Plot Diagram
Exposition to resolution arc, blank.
A plot diagram is a blank graphic organizer shaped like a narrative arc — a triangle or mountain curve — that maps the five structural stages of a story: Exposition, Rising Action, Climax, Falling Action, and Resolution. Students label and annotate each stage as they analyze how a plot builds and releases tension, making story structure tangible and visual. Used in grades 4–8, the template bridges reading comprehension and literary analysis. English language arts teachers assign it after reading short stories, novels, or plays to reinforce Freytag's pyramid vocabulary. It also works as a pre-writing scaffold: students sketch their own plot arc before drafting a piece of creative fiction, ensuring their story has deliberate pacing and a satisfying resolution rather than trailing off without purpose.
Learning objectives
- Identify and label the five stages of plot structure in a narrative text
- Analyze how rising action events build tension toward the climax
- Distinguish the climax from surrounding events based on narrative tension
- Trace how conflict is resolved through falling action and resolution
- Use the arc as a pre-writing scaffold to plan original fiction with deliberate structure
- Apply literary analysis vocabulary (exposition, climax, resolution) in written and oral responses
How to use this template
- Download and print the blank plot diagram on letter or A4 paper.

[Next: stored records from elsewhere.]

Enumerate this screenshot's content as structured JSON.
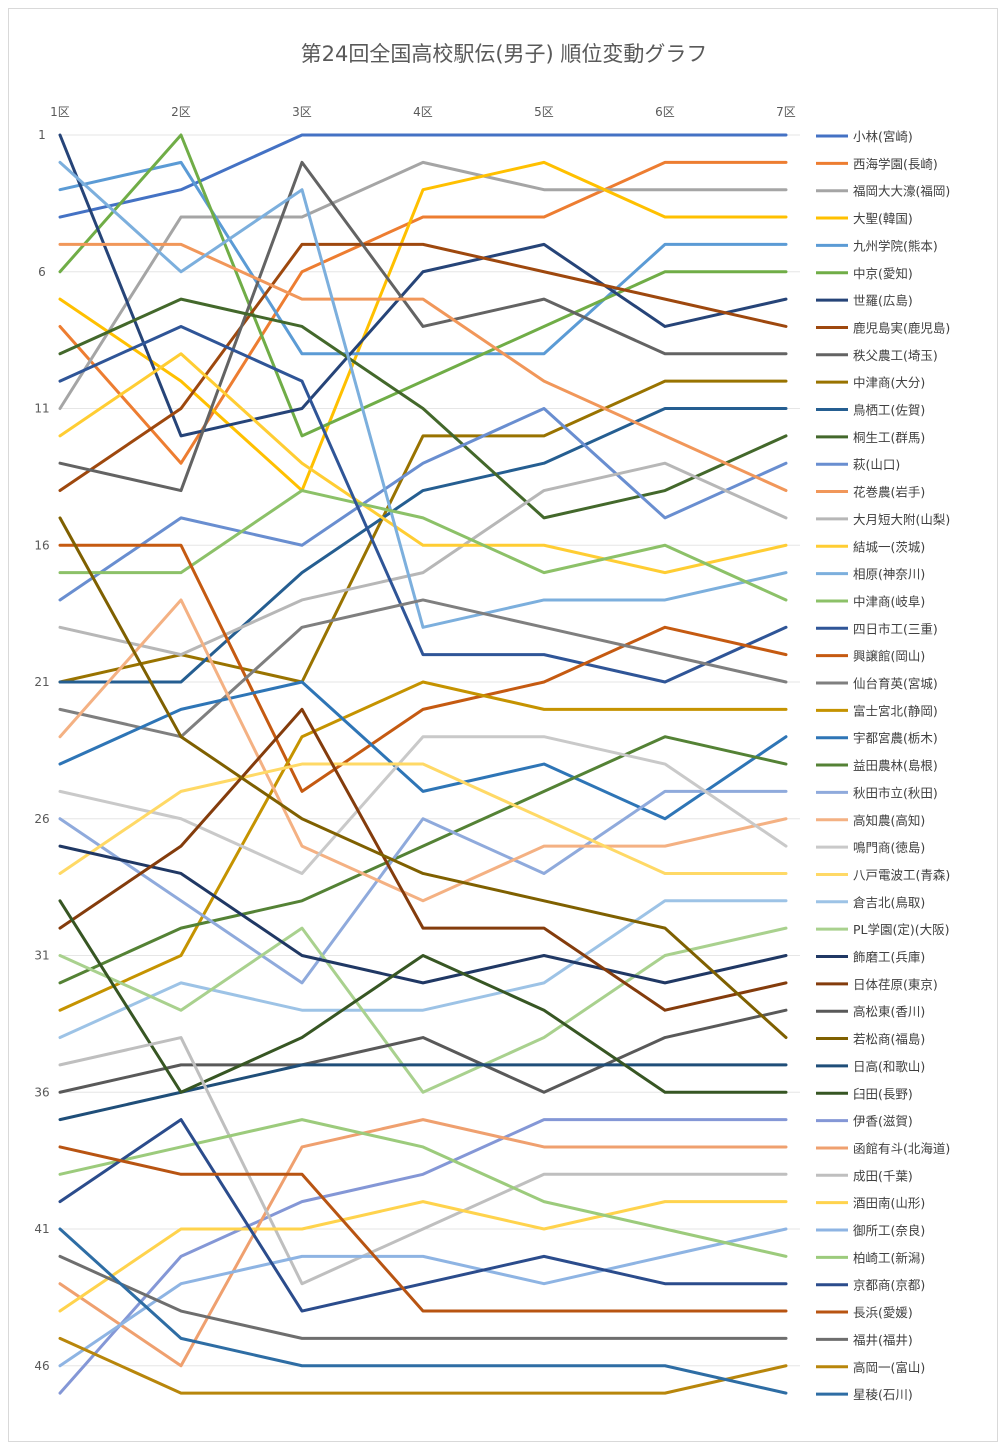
{
  "chart_data": {
    "type": "line",
    "title": "第24回全国高校駅伝(男子) 順位変動グラフ",
    "x": [
      "1区",
      "2区",
      "3区",
      "4区",
      "5区",
      "6区",
      "7区"
    ],
    "y_tick_labels": [
      "1",
      "6",
      "11",
      "16",
      "21",
      "26",
      "31",
      "36",
      "41",
      "46"
    ],
    "y_ticks": [
      1,
      6,
      11,
      16,
      21,
      26,
      31,
      36,
      41,
      46
    ],
    "ylim": [
      1,
      47
    ],
    "y_inverted": true,
    "grid": true,
    "legend_position": "right",
    "series": [
      {
        "name": "小林(宮崎)",
        "color": "#4472C4",
        "values": [
          4,
          3,
          1,
          1,
          1,
          1,
          1
        ]
      },
      {
        "name": "西海学園(長崎)",
        "color": "#ED7D31",
        "values": [
          8,
          13,
          6,
          4,
          4,
          2,
          2
        ]
      },
      {
        "name": "福岡大大濠(福岡)",
        "color": "#A5A5A5",
        "values": [
          11,
          4,
          4,
          2,
          3,
          3,
          3
        ]
      },
      {
        "name": "大聖(韓国)",
        "color": "#FFC000",
        "values": [
          7,
          10,
          14,
          3,
          2,
          4,
          4
        ]
      },
      {
        "name": "九州学院(熊本)",
        "color": "#5B9BD5",
        "values": [
          3,
          2,
          9,
          9,
          9,
          5,
          5
        ]
      },
      {
        "name": "中京(愛知)",
        "color": "#70AD47",
        "values": [
          6,
          1,
          12,
          10,
          8,
          6,
          6
        ]
      },
      {
        "name": "世羅(広島)",
        "color": "#264478",
        "values": [
          1,
          12,
          11,
          6,
          5,
          8,
          7
        ]
      },
      {
        "name": "鹿児島実(鹿児島)",
        "color": "#9E480E",
        "values": [
          14,
          11,
          5,
          5,
          6,
          7,
          8
        ]
      },
      {
        "name": "秩父農工(埼玉)",
        "color": "#636363",
        "values": [
          13,
          14,
          2,
          8,
          7,
          9,
          9
        ]
      },
      {
        "name": "中津商(大分)",
        "color": "#997300",
        "values": [
          21,
          20,
          21,
          12,
          12,
          10,
          10
        ]
      },
      {
        "name": "鳥栖工(佐賀)",
        "color": "#255E91",
        "values": [
          21,
          21,
          17,
          14,
          13,
          11,
          11
        ]
      },
      {
        "name": "桐生工(群馬)",
        "color": "#43682B",
        "values": [
          9,
          7,
          8,
          11,
          15,
          14,
          12
        ]
      },
      {
        "name": "萩(山口)",
        "color": "#698ED0",
        "values": [
          18,
          15,
          16,
          13,
          11,
          15,
          13
        ]
      },
      {
        "name": "花巻農(岩手)",
        "color": "#F1975A",
        "values": [
          5,
          5,
          7,
          7,
          10,
          12,
          14
        ]
      },
      {
        "name": "大月短大附(山梨)",
        "color": "#B7B7B7",
        "values": [
          19,
          20,
          18,
          17,
          14,
          13,
          15
        ]
      },
      {
        "name": "結城一(茨城)",
        "color": "#FFCD33",
        "values": [
          12,
          9,
          13,
          16,
          16,
          17,
          16
        ]
      },
      {
        "name": "相原(神奈川)",
        "color": "#7CAFDD",
        "values": [
          2,
          6,
          3,
          19,
          18,
          18,
          17
        ]
      },
      {
        "name": "中津商(岐阜)",
        "color": "#8CC168",
        "values": [
          17,
          17,
          14,
          15,
          17,
          16,
          18
        ]
      },
      {
        "name": "四日市工(三重)",
        "color": "#2F5597",
        "values": [
          10,
          8,
          10,
          20,
          20,
          21,
          19
        ]
      },
      {
        "name": "興譲館(岡山)",
        "color": "#C55A11",
        "values": [
          16,
          16,
          25,
          22,
          21,
          19,
          20
        ]
      },
      {
        "name": "仙台育英(宮城)",
        "color": "#7F7F7F",
        "values": [
          22,
          23,
          19,
          18,
          19,
          20,
          21
        ]
      },
      {
        "name": "富士宮北(静岡)",
        "color": "#C59300",
        "values": [
          33,
          31,
          23,
          21,
          22,
          22,
          22
        ]
      },
      {
        "name": "宇都宮農(栃木)",
        "color": "#2E75B6",
        "values": [
          24,
          22,
          21,
          25,
          24,
          26,
          23
        ]
      },
      {
        "name": "益田農林(島根)",
        "color": "#548235",
        "values": [
          32,
          30,
          29,
          27,
          25,
          23,
          24
        ]
      },
      {
        "name": "秋田市立(秋田)",
        "color": "#8FAADC",
        "values": [
          26,
          29,
          32,
          26,
          28,
          25,
          25
        ]
      },
      {
        "name": "高知農(高知)",
        "color": "#F4B183",
        "values": [
          23,
          18,
          27,
          29,
          27,
          27,
          26
        ]
      },
      {
        "name": "鳴門商(徳島)",
        "color": "#C9C9C9",
        "values": [
          25,
          26,
          28,
          23,
          23,
          24,
          27
        ]
      },
      {
        "name": "八戸電波工(青森)",
        "color": "#FFD966",
        "values": [
          28,
          25,
          24,
          24,
          26,
          28,
          28
        ]
      },
      {
        "name": "倉吉北(鳥取)",
        "color": "#9DC3E6",
        "values": [
          34,
          32,
          33,
          33,
          32,
          29,
          29
        ]
      },
      {
        "name": "PL学園(定)(大阪)",
        "color": "#A9D18E",
        "values": [
          31,
          33,
          30,
          36,
          34,
          31,
          30
        ]
      },
      {
        "name": "飾磨工(兵庫)",
        "color": "#203864",
        "values": [
          27,
          28,
          31,
          32,
          31,
          32,
          31
        ]
      },
      {
        "name": "日体荏原(東京)",
        "color": "#843C0C",
        "values": [
          30,
          27,
          22,
          30,
          30,
          33,
          32
        ]
      },
      {
        "name": "高松東(香川)",
        "color": "#595959",
        "values": [
          36,
          35,
          35,
          34,
          36,
          34,
          33
        ]
      },
      {
        "name": "若松商(福島)",
        "color": "#7F6000",
        "values": [
          15,
          23,
          26,
          28,
          29,
          30,
          34
        ]
      },
      {
        "name": "日高(和歌山)",
        "color": "#1F4E79",
        "values": [
          37,
          36,
          35,
          35,
          35,
          35,
          35
        ]
      },
      {
        "name": "臼田(長野)",
        "color": "#375623",
        "values": [
          29,
          36,
          34,
          31,
          33,
          36,
          36
        ]
      },
      {
        "name": "伊香(滋賀)",
        "color": "#8497D6",
        "values": [
          47,
          42,
          40,
          39,
          37,
          37,
          37
        ]
      },
      {
        "name": "函館有斗(北海道)",
        "color": "#EFA06F",
        "values": [
          43,
          46,
          38,
          37,
          38,
          38,
          38
        ]
      },
      {
        "name": "成田(千葉)",
        "color": "#BFBFBF",
        "values": [
          35,
          34,
          43,
          41,
          39,
          39,
          39
        ]
      },
      {
        "name": "酒田南(山形)",
        "color": "#FFD34D",
        "values": [
          44,
          41,
          41,
          40,
          41,
          40,
          40
        ]
      },
      {
        "name": "御所工(奈良)",
        "color": "#8EB4E3",
        "values": [
          46,
          43,
          42,
          42,
          43,
          42,
          41
        ]
      },
      {
        "name": "柏崎工(新潟)",
        "color": "#9CCB7C",
        "values": [
          39,
          38,
          37,
          38,
          40,
          41,
          42
        ]
      },
      {
        "name": "京都商(京都)",
        "color": "#2B4C8C",
        "values": [
          40,
          37,
          44,
          43,
          42,
          43,
          43
        ]
      },
      {
        "name": "長浜(愛媛)",
        "color": "#B85412",
        "values": [
          38,
          39,
          39,
          44,
          44,
          44,
          44
        ]
      },
      {
        "name": "福井(福井)",
        "color": "#6E6E6E",
        "values": [
          42,
          44,
          45,
          45,
          45,
          45,
          45
        ]
      },
      {
        "name": "高岡一(富山)",
        "color": "#B8860B",
        "values": [
          45,
          47,
          47,
          47,
          47,
          47,
          46
        ]
      },
      {
        "name": "星稜(石川)",
        "color": "#2E6DA4",
        "values": [
          41,
          45,
          46,
          46,
          46,
          46,
          47
        ]
      }
    ]
  }
}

- Write the title and author of the story, novel, or play at the top.
- Starting at the left base of the arc, fill in the Exposition section with background information — characters, setting, and the situation before the main conflict begins.
- Plot 3–5 Rising Action events along the ascending slope, noting how each escalates tension.
- Mark the Climax at the peak, then complete Falling Action events on the descending slope, finishing with the Resolution at the right base.
Classroom & home ideas
- Novel study anchor: Students complete one plot diagram per novel read during a unit, then compare diagrams to discuss how different authors structure tension differently.
- Short-story analysis: After reading a short story in class, pairs fill in the diagram together and present their Climax choice to the class, debating which moment truly represents the turning point.
- Film analysis: Apply to a film the class watches — students annotate the diagram with timestamps for each stage, building media-literacy skills alongside literary ones.
- Creative writing planner: Before drafting a short story, students fill in the arc with planned events, ensuring their narrative has a clear climax and deliberate resolution.
- Test-prep review: Use a completed plot diagram as a study guide for comprehension questions; students scan the arc rather than re-reading the entire text.
Skills & curriculum links
Frequently asked questions
What grade level is the plot diagram best suited for?
Grades 4–8 is the target range. Fourth graders benefit from teacher modeling and guided completion; by grade 6, most students can complete the arc independently for novels and short stories.
How is the plot diagram different from the story mountain template?
Both map narrative arc, but the plot diagram uses Freytag's five formal literary terms (Exposition, Rising Action, Climax, Falling Action, Resolution) and is angled toward literary analysis. The story mountain uses student-friendly language and a visual mountain shape suited to earlier grades.
Can I use this template for non-fiction narrative texts?
Yes — narrative non-fiction (memoirs, true-adventure accounts) follows a similar arc. Label Exposition as the background context and Climax as the decisive moment. Some stages may be shorter or less defined than in fiction.
How many rising action events should students record?
Three to five events is a practical range. More than five can clutter the slope; fewer than three may mean students aren't tracking the full build of tension. Quality of annotation matters more than quantity.